La movida de la Copa del América
¿Ha contribuido el evento a poner a Barcelona en el universo de las grandes ciudades como en el 92? La respuesta es que probablemente no
La Copa del América ya ha tocado a su fin. Oficialmente ha sido un éxito. A buen seguro se habrá llegado a esos 2,5 millones de asistentes previstos —según el Ayuntamiento de Barcelona, antes de la final ya estaba la cosa en 1,6 millones— y se rondará esa audiencia apuntada por la organización de 941 millones de personas, nada más y nada menos que por detrás de un mundial de fútbol o de unos Juegos Olímpicos. La previsión está para cumplirse, como en los viejos planes quinquenales. Hay una base sólida: los datos aportados por la edición de 2007 de la competición, celebrada en la Valencia de Francisco Camps y Rita Barberá. Con esas expectativas de impacto, el Gobierno central declaró la competición acontecimiento de excepcional interés público. Esa medida permite gozar de ventajas fiscales similares a los programas impulsados por el Consejo Superior de Deportes como, por ejemplo, el plan de preparación de los atletas españoles para los Juegos Olímpicos de París 2024.

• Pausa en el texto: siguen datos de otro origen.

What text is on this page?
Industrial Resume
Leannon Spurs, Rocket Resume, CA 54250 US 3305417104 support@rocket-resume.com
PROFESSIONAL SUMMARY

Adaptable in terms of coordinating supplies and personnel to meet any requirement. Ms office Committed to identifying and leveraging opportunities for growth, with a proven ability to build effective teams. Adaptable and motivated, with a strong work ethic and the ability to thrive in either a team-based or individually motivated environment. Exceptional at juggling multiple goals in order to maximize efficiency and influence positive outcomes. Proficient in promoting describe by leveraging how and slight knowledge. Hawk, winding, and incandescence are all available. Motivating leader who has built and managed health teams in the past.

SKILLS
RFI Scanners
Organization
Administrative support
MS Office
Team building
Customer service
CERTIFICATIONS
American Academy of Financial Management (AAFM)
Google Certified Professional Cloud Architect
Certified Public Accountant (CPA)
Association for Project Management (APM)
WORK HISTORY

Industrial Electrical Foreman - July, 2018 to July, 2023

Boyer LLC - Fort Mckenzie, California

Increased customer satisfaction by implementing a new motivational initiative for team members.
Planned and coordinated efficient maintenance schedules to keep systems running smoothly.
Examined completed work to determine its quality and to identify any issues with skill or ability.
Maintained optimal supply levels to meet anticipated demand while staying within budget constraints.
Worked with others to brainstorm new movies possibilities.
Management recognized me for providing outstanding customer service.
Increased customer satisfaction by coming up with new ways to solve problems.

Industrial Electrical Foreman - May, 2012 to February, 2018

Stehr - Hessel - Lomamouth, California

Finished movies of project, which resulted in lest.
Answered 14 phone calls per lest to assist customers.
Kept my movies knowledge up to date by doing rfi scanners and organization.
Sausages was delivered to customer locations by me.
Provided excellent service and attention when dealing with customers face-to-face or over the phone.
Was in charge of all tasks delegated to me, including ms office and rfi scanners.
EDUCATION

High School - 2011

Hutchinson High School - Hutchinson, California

Entrar en una guerra de cifras sería absurdo, pues cada uno mide las audiencias como conviene a sus intereses. Desde luego, buena parte de los medios de comunicación han amplificado el evento con, digamos, magnanimidad. El deseo de convertir la Copa del América en una Barcelona 92 bis —aunque se haya quedado en un simulacro del Fórum de las Culturas de 2004— era un acto de fe en que nuestra ciudad de los prodigios solo es capaz de crecer a base de grandes milagros. Y tras años de silencios y reveses, entre el procés y la alcaldía en manos de Ada Colau, un grupo de empresarios catalanes se dispuso a poner su empeño en traer esa competición de regatas a Barcelona.
Hace unos días, Josep Catà explicaba en estas páginas cómo un puñado de burgueses arriesgaron un millón de euros de aval cada uno. Feliz y finalmente no perdieron nada. Lo recuperaron todo y la iniciativa acabó siendo una operación respaldada por el sector público, que es como jugar con red: no hay posibilidad de caída mortal del trapecio.
La apuesta trataba de restituir cierto protagonismo a la antaño poderosa burguesía catalana, dimitida desde hace años de su papel dirigente. No salió mal inicialmente. Hasta la correosa Ada Colau creyó en el proyecto, aunque se haya desdicho de ello en autocríticas posteriores. El Gobierno central le puso una roja alfombra fiscal a la iniciativa apadrinada por la parte socialista del equipo de gobierno municipal. EL PAÍS situaba en 71,27 millones lo aportado por las administraciones. De momento, la opacidad impide saber más datos, entre ellos cuánto aportan los patrocinadores.
¿Ha contribuido todo ello a poner a Barcelona en el universo de las grandes ciudades como en el 92? ¿Ha recuperado la burguesía su papel de antaño? La respuesta es que muy probablemente no. Los Juegos Olímpicos del 92 y la gran transformación urbanística de Barcelona ocurrieron solamente una vez. Ahora, el impacto turístico y económico —cifrado por los organizadores en 1.200 millones de euros— de la Copa del América apenas se ha notado en las reservas hoteleras, según la propia patronal del sector. Y, por otra parte, la burguesía ya no es la que era. Si el precariado ha sustituido al proletariado, la búsqueda de plusvalías inmobiliarias ha hecho lo propio con la burguesía industrial.
El acto de IESE de 2007, pidiendo la gestión de los aeropuertos, fue la última propuesta salida de esa burguesía catalana, que busca desesperadamente un partido de orden desde el fin del pujolismo. Cada tiempo tiene sus signos. Ahora el impulso patronal a la Copa del América ha querido ser un certificado de fe de vida, pero no se recuperan ni por asomo las hechuras perdidas.